3. The method according to claim 1, further characterized in that the acidity index of the aromatic polyester polyol compound ranges from approximately 0.1 mg KOH / g to approximately 10 mg KOH / g.
4. The method according to claim 1, further characterized in that the method comprises reacting the components (i), (ii), (iii) and (iv) in a synthesis process in a single container.
5. The method according to claim 1, further characterized in that the reaction does not occur in the presence of a solvent.
6. The method according to claim 1, further characterized in that the aromatic polyester polyol compound has better thermal stability than an aromatic polyester polyol compound not containing an imide portion having similar aromatic content, hydroxyl number, functionality, and acid number.
7. An aromatic polyester polyol compound characterized in that it comprises an amide portion, wherein the aromatic polyester polyol is the reaction product of a reactive mixture comprising: (i) a cyclic anhydride compound comprising Structure (1), Structure (2) or combinations thereof; Structure (1): or ci / Lnn / zznz / E / Yi Structure (2): wherein X is a cyclic anhydride portion, OH or COOH, directly bonded to the structure or through R, which is an aromatic ring, an aliphatic ring, an aliphatic chain radical each containing from 1 to 12 carbon atoms with or without alkyl branching, and with or without heteroatoms comprising O, N, S, etc.yn is an integer from 0 to 1; (i) an italic acid-based compound; (iii) a primary amine compound comprising Structure (3); Structure (3): NH2-RX wherein X is -NH2, -OH, or -COOH, and R is an aromatic ring, an aliphatic ring, an aliphatic chain radical each containing from 1 to 12 carbon atoms with or without alkyl branching, and with or without heteroatoms comprising O, N, S, or combinations thereof; (iv) an aliphatic diol compound; (v) optionally, a high-functionality, low-molecular-weight polyether polyol compound; (vi) optionally, a hydrophobic compound; and wherein the weight ratio of Component (i) to Component (ii) is from 1:24 to 24:1; and wherein the aromatic polyester polyol is liquid at 25SC and comprises a hydroxyl index ranging from approximately 30 to approximately 600.

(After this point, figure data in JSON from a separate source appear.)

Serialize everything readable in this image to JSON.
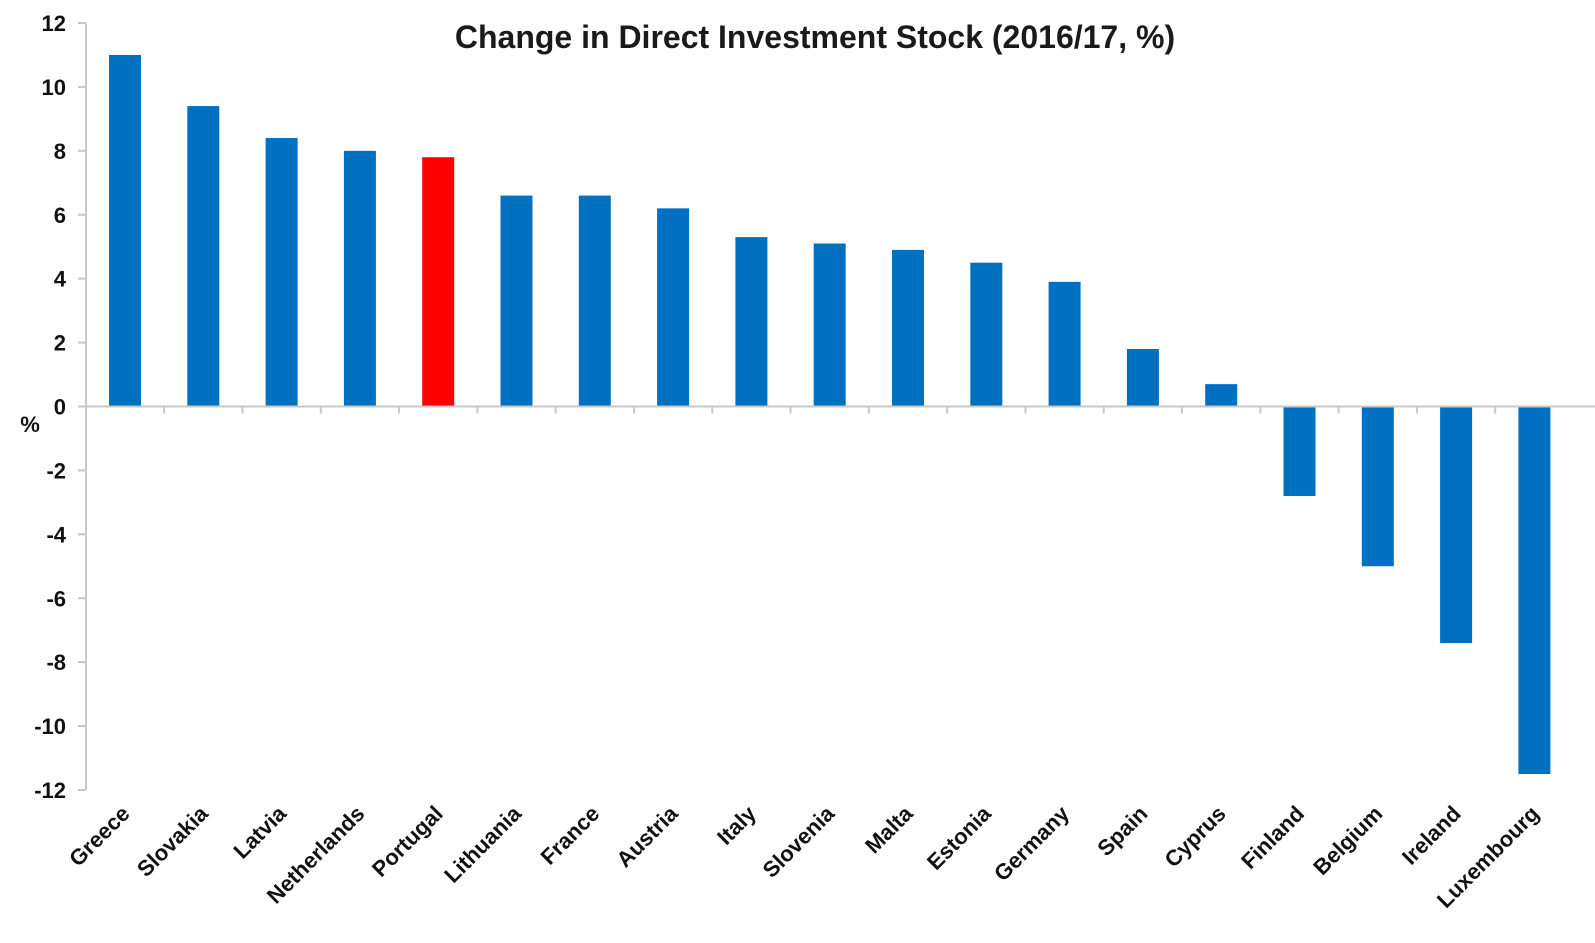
{
  "chart_data": {
    "type": "bar",
    "title": "Change in Direct Investment Stock (2016/17, %)",
    "xlabel": "",
    "ylabel": "%",
    "ylim": [
      -12,
      12
    ],
    "yticks": [
      12,
      10,
      8,
      6,
      4,
      2,
      0,
      -2,
      -4,
      -6,
      -8,
      -10,
      -12
    ],
    "categories": [
      "Greece",
      "Slovakia",
      "Latvia",
      "Netherlands",
      "Portugal",
      "Lithuania",
      "France",
      "Austria",
      "Italy",
      "Slovenia",
      "Malta",
      "Estonia",
      "Germany",
      "Spain",
      "Cyprus",
      "Finland",
      "Belgium",
      "Ireland",
      "Luxembourg"
    ],
    "values": [
      11.0,
      9.4,
      8.4,
      8.0,
      7.8,
      6.6,
      6.6,
      6.2,
      5.3,
      5.1,
      4.9,
      4.5,
      3.9,
      1.8,
      0.7,
      -2.8,
      -5.0,
      -7.4,
      -11.5
    ],
    "highlight_category": "Portugal",
    "colors": {
      "bar": "#0070c0",
      "highlight": "#ff0000",
      "axis": "#c8c8c8",
      "text": "#111111"
    },
    "grid": false,
    "legend": "none"
  }
}
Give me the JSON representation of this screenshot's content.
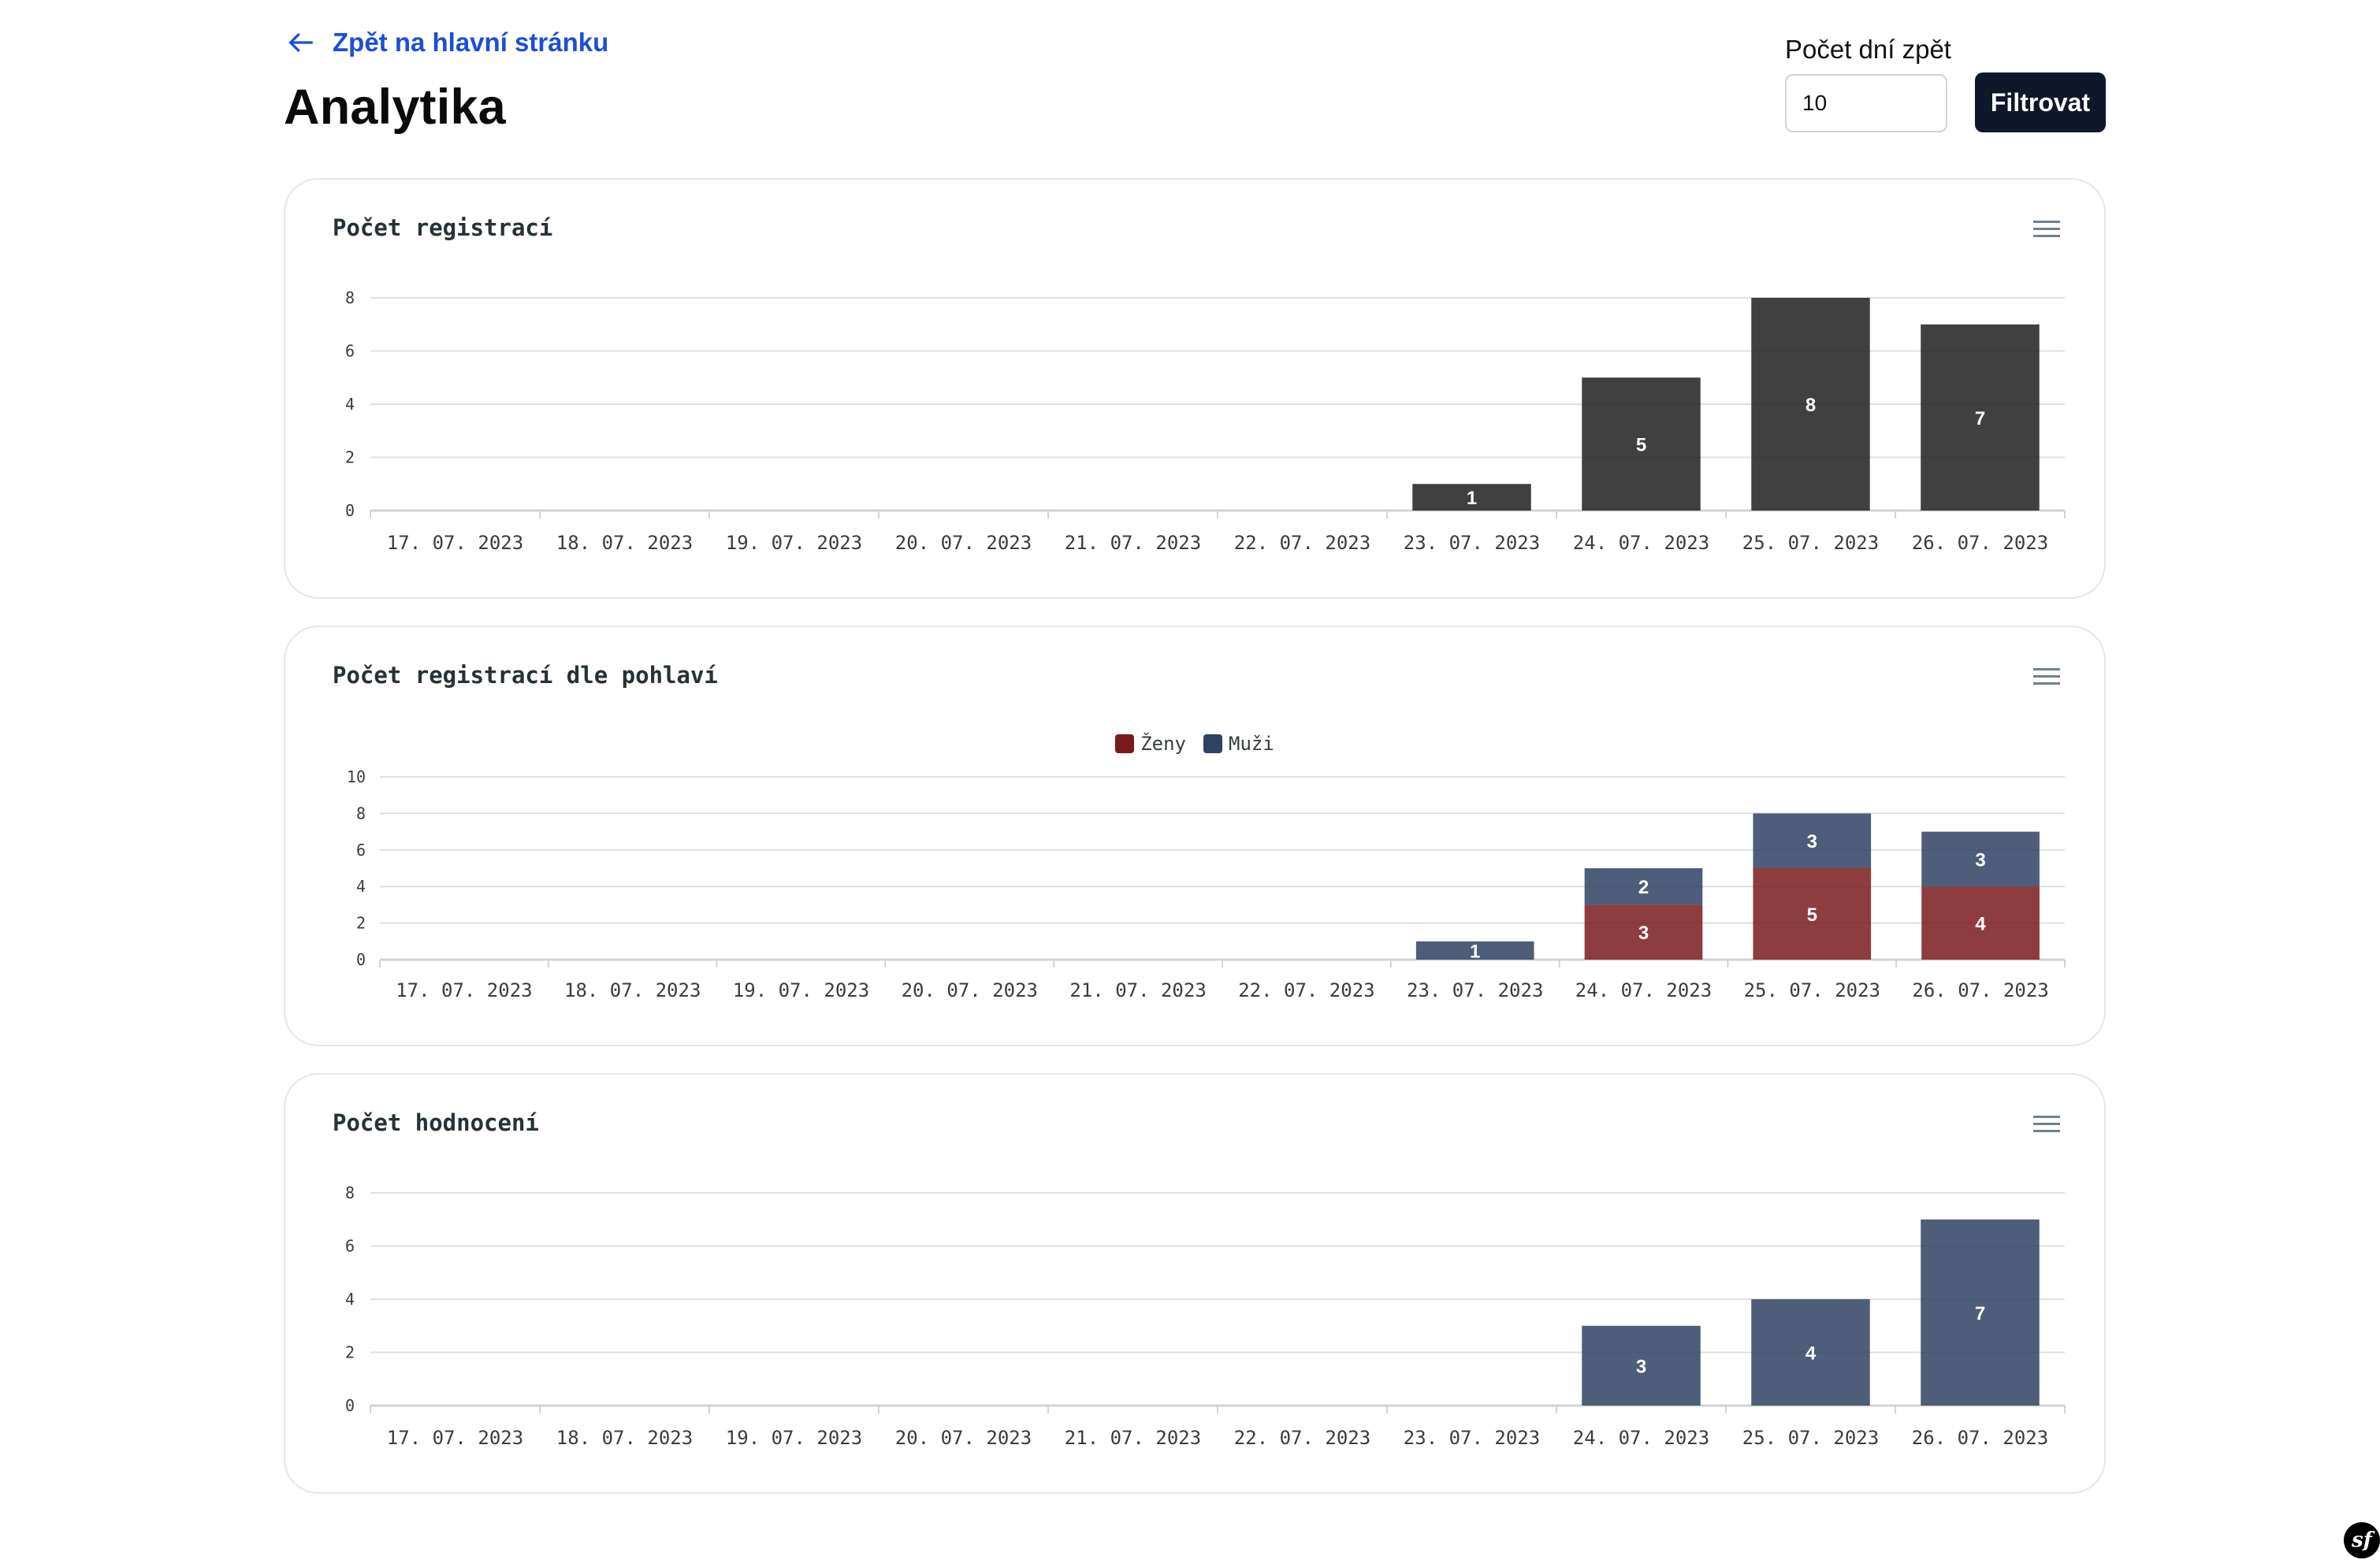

8. The aromatic polyester polyol compound according to claim 7, further characterized in that the viscosity of the aromatic polyester polyol compound ranges from approximately 200 to approximately 150,000 centipoises at 25°C.
9. The aromatic polyester polyol compound according to claim 7, further characterized in that the acid value of the aromatic polyester polyol compound ranges from approximately 0.1 mg KOH / g to approximately 10 mg KOH / g.
10. The aromatic polyester polyol compound according to claim 7, further characterized in that the method comprises reacting the components (i), (ii), (iii) and (iv) in a single-vessel synthesis process.
11. The aromatic polyester polyol compound according to claim 7, further characterized in that the reaction does not occur in the presence of a solvent.
12. The aromatic polyester polyol compound according to claim 1, further characterized in that the aromatic polyester polyol compound has better thermal stability than an aromatic polyester polyol compound not containing an imide portion having similar aromatic content, hydroxyl number, functionality, and acid number.